Today the DHS ICS-CERT published two alerts for publicly disclosed vulnerabilities in control system products from Schneider and FENIKS Pro. It appears that these are based upon the disclosures from Karn Ganeshen that I described on Saturday. ICS-CERT did not identify the researcher doing the uncoordinated disclosure or the location of the public disclosure for either alert.
This alert describes a cross site request forgery (CSRF) vulnerability with proof-of-concept (PoC) exploit code affecting Schneider Electric’s ION Power Meter products.
Karn’s disclosure on the Full Disclosure site lists additional vulnerabilities that I briefly described Saturday. It appears that ICS-CERT either did not consider them to be actual vulnerabilities (as opposed to ‘features’) or that Schneider has not acknowledged the existence of the vulnerabilities that did not make it into the ICS-CERT alert.

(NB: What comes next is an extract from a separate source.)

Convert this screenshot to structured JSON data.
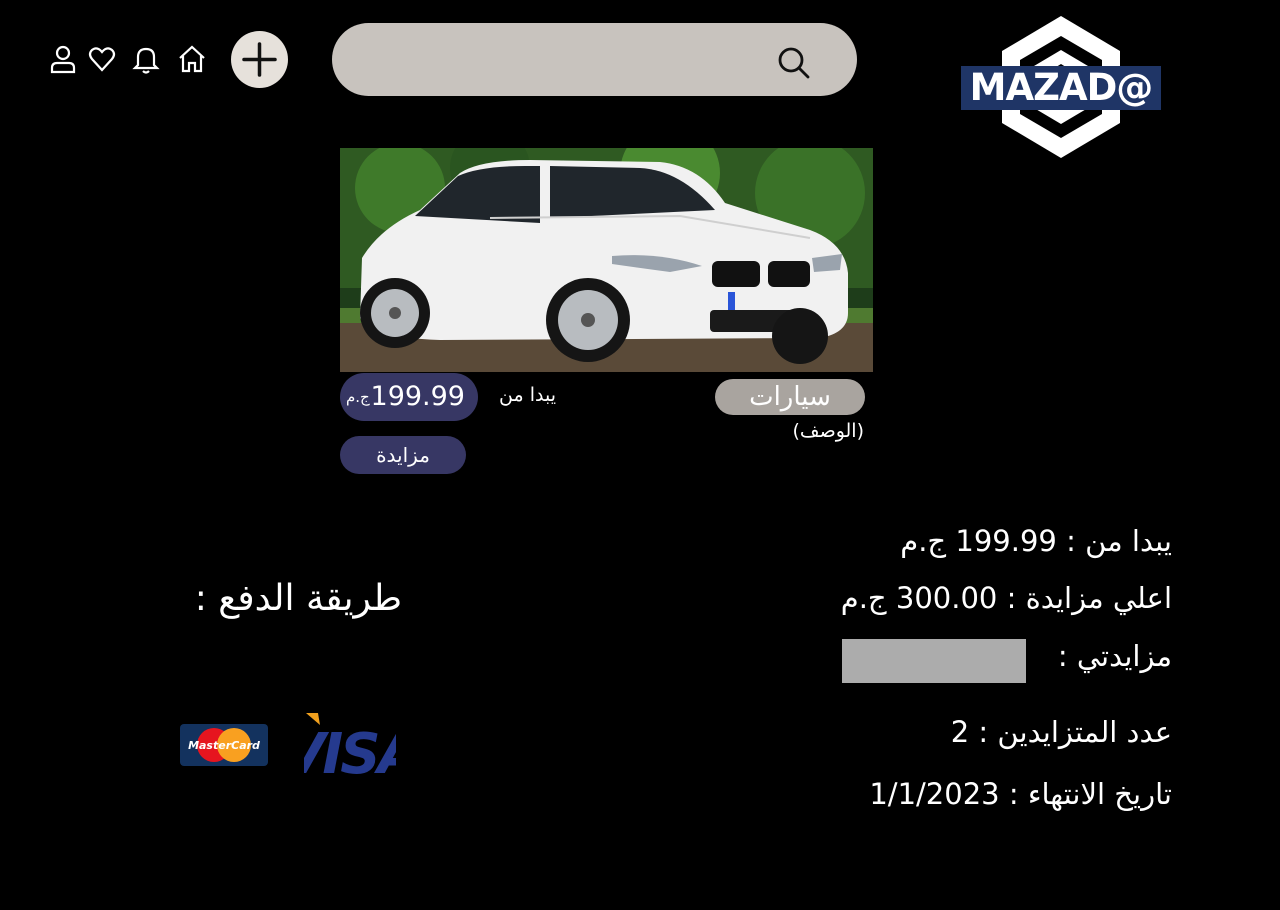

ICS-CERT notes that it had already been working with Schneider on their response to the CSRF vulnerability. They also report Schneider has provided interim security mitigation measures that device owners can use.
FENIKS Pro Alert
This alert describes authentication vulnerabilities with proof-of-concept (PoC) exploit code affecting FENIKS PRO Elnet LT Energy & Power analyzer.
The remaining vulnerabilities described in Karn’s second disclosure on the Full Disclosure site are almost certainly considered features (default passwords) by ICS-CERT. Additionally, the lack of a documented password discovery process is not really (?) a security issue; it is just an interesting way to allow the owner to brick their own devices.
ICS-CERT has provided its initial disclosure to FENIKS and is waiting for confirmation of the vulnerabilities and reports of mitigation measures.